Five isolates consistently caused disease on the cultivar Ventana, which is heterozygous for the dominant Fusarium wilt resistance gene, FW1 (Pincot et al., 2018). FW1‐resistance breaking isolates included four yellows‐fragariae (MAFF727510, Fo160618, Fo160403 and SK1) and one wilt‐fragariae isolate (BRIP62122). For each isolate, Wilcoxon rank sum tests showed no difference in virulence on the cultivars Ventana and Sweet Ann (P ≥ 0.24). All isolates that caused disease on FW1‐resistant cultivars were classified as ‘race 2’, whereas isolates that caused disease on ‘Sweet Ann’ but not ‘Ventana’ were classified as ‘race 1’. Spanish wilt‐fragariae isolates did not receive a ‘race’ classification because they caused disease on ‘Splendor’ but not the other two cultivars, and the genetics of resistance to these isolates in ‘Sweet Ann’ is unknown.

Whole genome sequencing and assembly

Assemblies for all isolates generated from 150‐bp paired‐end reads had a high level of gene completeness; between 97.6% and 98.2% of Busco genes were present and single copy (n = 3725 total searched; Dataset S1). For both of the GL1080 and GL1381 reference assemblies, >99% of the total genome length was assembled into 14 chromosome‐sized scaffolds (Tables S2–S4; Fig. S3). In each assembly, 11 scaffolds corresponded to conserved chromosomes identified in the reference strain, F. oxysporum f. sp. lycopersici 4287 (Tables S2–S4; Fig. S3; Ma et al., 2010). Each assembly additionally contained three accessory chromosomes that were not present in F. oxysporum f. sp. lycopersici 4287.

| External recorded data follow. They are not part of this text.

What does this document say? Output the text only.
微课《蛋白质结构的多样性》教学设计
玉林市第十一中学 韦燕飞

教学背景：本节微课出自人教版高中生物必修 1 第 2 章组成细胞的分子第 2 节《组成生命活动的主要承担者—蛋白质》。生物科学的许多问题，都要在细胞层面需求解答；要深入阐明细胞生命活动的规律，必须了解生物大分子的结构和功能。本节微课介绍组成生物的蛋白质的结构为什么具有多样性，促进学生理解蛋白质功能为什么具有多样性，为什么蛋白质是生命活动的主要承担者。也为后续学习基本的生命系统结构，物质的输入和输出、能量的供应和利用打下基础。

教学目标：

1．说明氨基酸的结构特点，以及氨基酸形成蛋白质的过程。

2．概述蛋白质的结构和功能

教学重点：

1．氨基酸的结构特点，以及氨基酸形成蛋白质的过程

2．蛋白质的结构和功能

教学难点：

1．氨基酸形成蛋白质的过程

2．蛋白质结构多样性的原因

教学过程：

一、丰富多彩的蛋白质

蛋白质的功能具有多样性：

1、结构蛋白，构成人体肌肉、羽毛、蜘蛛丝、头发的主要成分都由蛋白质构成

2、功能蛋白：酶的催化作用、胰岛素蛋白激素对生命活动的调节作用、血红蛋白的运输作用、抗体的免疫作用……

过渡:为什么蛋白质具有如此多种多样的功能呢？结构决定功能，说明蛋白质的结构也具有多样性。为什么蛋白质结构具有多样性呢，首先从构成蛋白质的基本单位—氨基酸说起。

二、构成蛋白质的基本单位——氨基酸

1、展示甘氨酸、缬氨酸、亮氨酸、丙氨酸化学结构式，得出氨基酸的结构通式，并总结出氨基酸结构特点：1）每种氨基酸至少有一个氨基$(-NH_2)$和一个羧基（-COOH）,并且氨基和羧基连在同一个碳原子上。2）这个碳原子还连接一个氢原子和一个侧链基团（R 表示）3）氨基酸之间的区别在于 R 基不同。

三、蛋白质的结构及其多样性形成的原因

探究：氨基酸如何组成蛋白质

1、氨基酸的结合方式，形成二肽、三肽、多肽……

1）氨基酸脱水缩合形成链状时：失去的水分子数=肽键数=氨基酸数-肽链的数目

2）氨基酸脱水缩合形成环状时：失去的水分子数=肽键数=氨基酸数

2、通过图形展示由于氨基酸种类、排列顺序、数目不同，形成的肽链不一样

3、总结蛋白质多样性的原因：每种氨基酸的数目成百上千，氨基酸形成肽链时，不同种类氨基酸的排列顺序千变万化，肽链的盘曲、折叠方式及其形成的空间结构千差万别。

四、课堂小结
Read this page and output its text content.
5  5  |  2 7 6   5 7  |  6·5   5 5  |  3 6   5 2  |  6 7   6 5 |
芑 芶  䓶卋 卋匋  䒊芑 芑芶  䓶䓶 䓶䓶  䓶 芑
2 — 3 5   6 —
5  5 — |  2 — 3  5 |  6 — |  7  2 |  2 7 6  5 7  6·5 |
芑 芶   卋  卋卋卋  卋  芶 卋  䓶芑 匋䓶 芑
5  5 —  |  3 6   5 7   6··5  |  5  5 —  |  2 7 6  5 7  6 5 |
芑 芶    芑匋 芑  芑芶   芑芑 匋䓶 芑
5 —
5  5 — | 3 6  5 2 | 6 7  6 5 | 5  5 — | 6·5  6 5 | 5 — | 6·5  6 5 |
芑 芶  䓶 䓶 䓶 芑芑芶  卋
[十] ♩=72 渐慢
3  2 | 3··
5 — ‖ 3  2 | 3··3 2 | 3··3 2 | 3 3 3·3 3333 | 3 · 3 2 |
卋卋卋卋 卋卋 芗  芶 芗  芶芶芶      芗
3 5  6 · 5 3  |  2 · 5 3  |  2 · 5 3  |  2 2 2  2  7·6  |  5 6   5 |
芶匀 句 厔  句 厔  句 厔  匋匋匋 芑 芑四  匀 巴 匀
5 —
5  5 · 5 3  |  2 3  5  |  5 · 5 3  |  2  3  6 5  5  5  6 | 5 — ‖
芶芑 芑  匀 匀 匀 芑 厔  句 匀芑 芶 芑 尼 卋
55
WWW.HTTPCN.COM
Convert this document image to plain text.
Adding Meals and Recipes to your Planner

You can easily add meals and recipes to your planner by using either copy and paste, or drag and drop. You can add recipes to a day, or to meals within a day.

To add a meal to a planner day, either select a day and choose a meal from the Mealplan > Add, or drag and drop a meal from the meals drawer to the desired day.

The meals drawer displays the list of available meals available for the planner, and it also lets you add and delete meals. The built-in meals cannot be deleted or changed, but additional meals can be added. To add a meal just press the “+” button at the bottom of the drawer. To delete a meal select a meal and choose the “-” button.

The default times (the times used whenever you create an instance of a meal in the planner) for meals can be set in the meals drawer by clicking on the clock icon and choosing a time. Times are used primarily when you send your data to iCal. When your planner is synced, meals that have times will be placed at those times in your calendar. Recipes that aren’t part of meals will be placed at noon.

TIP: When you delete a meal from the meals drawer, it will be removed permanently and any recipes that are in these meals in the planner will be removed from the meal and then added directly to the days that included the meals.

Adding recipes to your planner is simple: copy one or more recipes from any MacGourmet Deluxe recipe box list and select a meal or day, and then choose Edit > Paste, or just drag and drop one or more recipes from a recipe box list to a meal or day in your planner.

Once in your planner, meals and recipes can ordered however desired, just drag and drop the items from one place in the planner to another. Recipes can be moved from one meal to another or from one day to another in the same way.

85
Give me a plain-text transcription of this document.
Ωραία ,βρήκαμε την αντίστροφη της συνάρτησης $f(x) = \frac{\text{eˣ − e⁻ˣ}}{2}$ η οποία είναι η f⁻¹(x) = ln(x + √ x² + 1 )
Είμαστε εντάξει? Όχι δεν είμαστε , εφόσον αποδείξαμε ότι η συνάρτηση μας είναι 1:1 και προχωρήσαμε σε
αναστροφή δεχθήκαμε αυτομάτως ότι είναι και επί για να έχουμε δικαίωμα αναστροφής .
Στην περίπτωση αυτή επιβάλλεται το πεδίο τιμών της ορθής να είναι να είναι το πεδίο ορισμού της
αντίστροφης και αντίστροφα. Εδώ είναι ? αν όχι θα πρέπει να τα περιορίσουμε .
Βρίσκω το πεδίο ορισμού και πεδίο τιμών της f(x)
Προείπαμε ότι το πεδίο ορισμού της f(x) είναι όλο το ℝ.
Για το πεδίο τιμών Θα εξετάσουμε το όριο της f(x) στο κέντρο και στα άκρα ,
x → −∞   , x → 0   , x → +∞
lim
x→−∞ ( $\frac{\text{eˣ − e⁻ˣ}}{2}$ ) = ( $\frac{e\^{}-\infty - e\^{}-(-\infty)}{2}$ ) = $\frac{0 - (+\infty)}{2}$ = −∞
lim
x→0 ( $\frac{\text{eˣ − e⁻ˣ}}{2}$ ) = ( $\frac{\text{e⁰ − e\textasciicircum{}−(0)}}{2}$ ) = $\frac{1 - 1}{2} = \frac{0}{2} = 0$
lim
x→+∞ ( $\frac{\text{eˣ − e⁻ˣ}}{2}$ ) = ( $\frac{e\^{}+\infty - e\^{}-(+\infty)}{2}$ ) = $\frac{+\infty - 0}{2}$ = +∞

Fof is polyphyletic within F. oxysporum clade 2

To determine the core genome phylogeny of Fof isolates, we conducted maximum likelihood phylogenetic analysis on a 4.97 Mbp concatenated alignment of 2718 conserved, single copy orthologues (Stamatakis, 2014). Strong bootstrap support was observed for the three previously reported F. oxysporum clades (Figs 2, S4; O’Donnell et al., 1998). We further resolved clade 2 into two subgroups (2A and 2B) with high bootstrap support (Figs 2, S4). Only Spanish wilt‐fragariae isolates (called ‘W3’) were associated with clade 2A; all other wilt‐ and yellows‐fragariae were in clade 2B (Figs 2, S4). Within clade 2B, yellows‐fragariae isolates were in eight monophyletic clades (Y1–Y8) and Australian wilt‐fragariae isolates were in two monophyletic clades (W1, W2; Figs 2, S4).

Fig. 2.

Fig. 2

Core genome phylogeny of the Fusarium oxysporum species complex with labels for monophyletic clades of Fusarium oxysporum f. sp. fragariae. Single copy orthologous genes (n = 2718) from 139 F. oxysporum genomes were aligned by Muscle and concatenated into a single, c. 5.5 Mbp alignment. Maximum likelihood phylogenetic comparisons were conducted by RAxML using the general time reversible model with gamma correction and 1000 bootstrap replicates. Branches are colour‐coded by F. oxysporum f. sp. fragariae symptom group (Spanish wilt‐fragariae = W3, Australian wilt‐fragariae = W1‐W2, and yellows‐fragariae = Y1‐Y8) and by core genome phylogenetic clades. Nodes with a filled circle have bootstrap support > 90%, a black open circle indicates bootstrap support > 70%. Monophyletic groups of yellows‐ and wilt‐fragariae are annotated as Y1–Y8 and W1–W3, respectively.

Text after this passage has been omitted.